The district attorney cited the chaotic nature of the arrests, with numerous agencies involved, as contributing to the dismissals.
Six pro-Palestine demonstrators who participated in the encampment erected at the University of North Carolina, Chapel Hill this spring each had their charges dismissed shortly before they were set to be tried.
The district attorney said that, due to the volatility of the situation (including the moment of the arrests), there was insufficient evidence to bring some of the cases to trial, according to Chapelboro.
“We realized that five of those six we simply didn’t have sufficient evidence to take them to trial,” said Orange County District Attorney Jeff Nieman. “That’s not necessarily because there sufficient facts to prove the crime [didn’t exist], but it boils down to: we either couldn’t ascertain who the charging officer was in those individual cases, or if we could determine who it was, we couldn’t locate them.
“That might sound unusual, but this was an unusual case,” he added. “Thirty-nine cases, all arising from one or two days, lots of people being charged at the same time, there was a chaotic nature to it… and that’s nobody’s fault.”
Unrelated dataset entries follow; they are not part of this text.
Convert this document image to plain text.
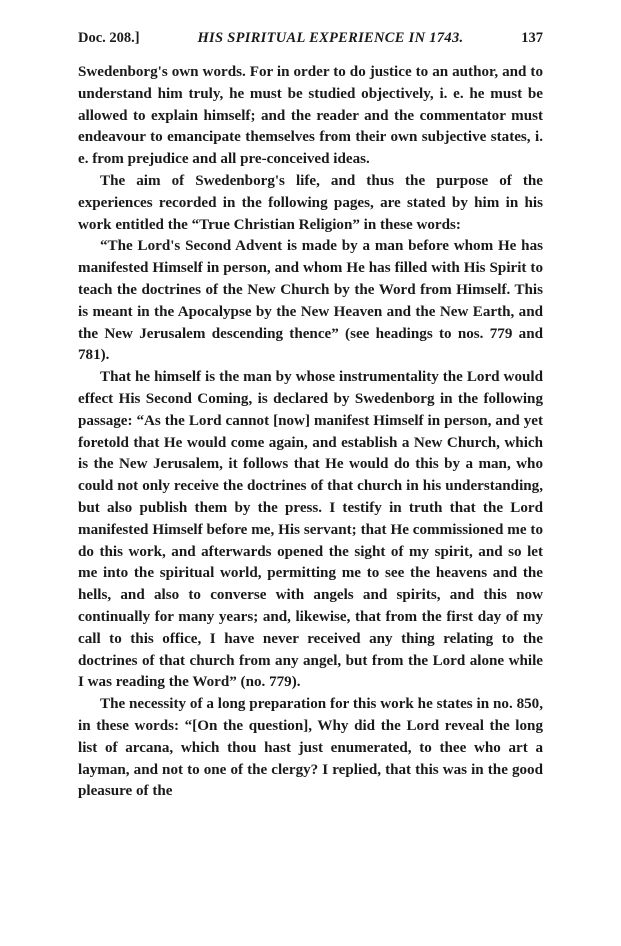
Doc. 208.]	HIS SPIRITUAL EXPERIENCE IN 1743.	137

Swedenborg's own words. For in order to do justice to an author, and to understand him truly, he must be studied objectively, i. e. he must be allowed to explain himself; and the reader and the commentator must endeavour to emancipate themselves from their own subjective states, i. e. from prejudice and all pre-conceived ideas.

The aim of Swedenborg's life, and thus the purpose of the experiences recorded in the following pages, are stated by him in his work entitled the “True Christian Religion” in these words:

“The Lord's Second Advent is made by a man before whom He has manifested Himself in person, and whom He has filled with His Spirit to teach the doctrines of the New Church by the Word from Himself. This is meant in the Apocalypse by the New Heaven and the New Earth, and the New Jerusalem descending thence” (see headings to nos. 779 and 781).

That he himself is the man by whose instrumentality the Lord would effect His Second Coming, is declared by Swedenborg in the following passage: “As the Lord cannot [now] manifest Himself in person, and yet foretold that He would come again, and establish a New Church, which is the New Jerusalem, it follows that He would do this by a man, who could not only receive the doctrines of that church in his understanding, but also publish them by the press. I testify in truth that the Lord manifested Himself before me, His servant; that He commissioned me to do this work, and afterwards opened the sight of my spirit, and so let me into the spiritual world, permitting me to see the heavens and the hells, and also to converse with angels and spirits, and this now continually for many years; and, likewise, that from the first day of my call to this office, I have never received any thing relating to the doctrines of that church from any angel, but from the Lord alone while I was reading the Word” (no. 779).

The necessity of a long preparation for this work he states in no. 850, in these words: “[On the question], Why did the Lord reveal the long list of arcana, which thou hast just enumerated, to thee who art a layman, and not to one of the clergy? I replied, that this was in the good pleasure of the
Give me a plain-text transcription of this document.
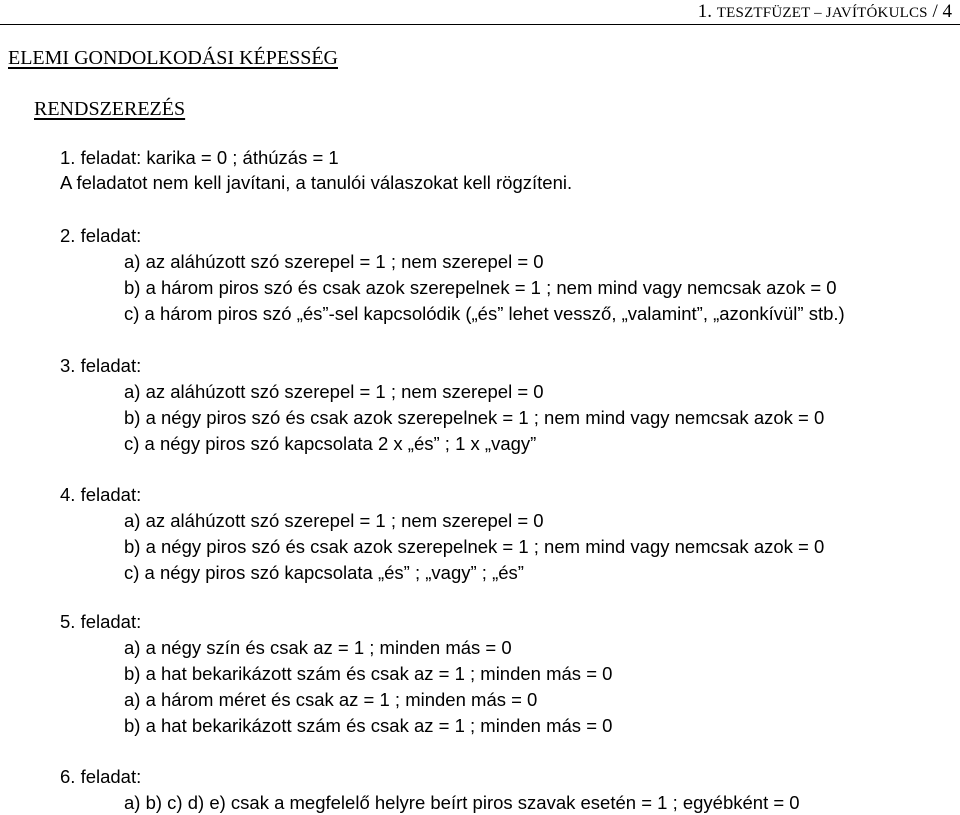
1. TESZTFÜZET – JAVÍTÓKULCS / 4
ELEMI GONDOLKODÁSI KÉPESSÉG
RENDSZEREZÉS
1. feladat: karika = 0 ; áthúzás = 1
A feladatot nem kell javítani, a tanulói válaszokat kell rögzíteni.
2. feladat:
a) az aláhúzott szó szerepel = 1 ; nem szerepel = 0
b) a három piros szó és csak azok szerepelnek = 1 ; nem mind vagy nemcsak azok = 0
c) a három piros szó „és”-sel kapcsolódik („és” lehet vessző, „valamint”, „azonkívül” stb.)
3. feladat:
a) az aláhúzott szó szerepel = 1 ; nem szerepel = 0
b) a négy piros szó és csak azok szerepelnek = 1 ; nem mind vagy nemcsak azok = 0
c) a négy piros szó kapcsolata 2 x „és” ; 1 x „vagy”
4. feladat:
a) az aláhúzott szó szerepel = 1 ; nem szerepel = 0
b) a négy piros szó és csak azok szerepelnek = 1 ; nem mind vagy nemcsak azok = 0
c) a négy piros szó kapcsolata „és” ; „vagy” ; „és”
5. feladat:
a) a négy szín és csak az = 1 ; minden más = 0
b) a hat bekarikázott szám és csak az = 1 ; minden más = 0
a) a három méret és csak az = 1 ; minden más = 0
b) a hat bekarikázott szám és csak az = 1 ; minden más = 0
6. feladat:
a) b) c) d) e) csak a megfelelő helyre beírt piros szavak esetén = 1 ; egyébként = 0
“There were a lot of people involved… a lot of law enforcement, a lot of suspects in the crimes being processed,” Nieman added. “That — combined with there were a lot of officers from outside agencies… outside the university, outside the county, outside the district — made for a confluence of circumstances that resulted in a few cases [where] we couldn’t quite figure out [which officers] did what to put up witnesses [on the stand] to make the cases.”
More than two dozen cases remain active connected to demonstrations at UNC-Chapel Hill, including of protesters who accepted plea deals for their conduct. In total, 36 people were cited or arrested in connection to the protests, according to The News & Observer.
Earlier in the fall 2024 semester, pro-Palestine demonstrators at UNC vandalized school property.
The university stated at the time: “[A]t least nine academic buildings across campus shouting and attempting to disrupt classes. They also vandalized the interior and exterior of buildings along their way with spray paint and permanent markers. They caused significant damage throughout multiple buildings.”
The group organizing the protest distributed fliers that accused Israel of “genocide, apartheid, & settler colonialism” and stated “no business as usual while UNC is complicit in genocide.”
Campus Reform has contacted the University of North Carolina, Chapel Hill for comment. This article will be updated accordingly.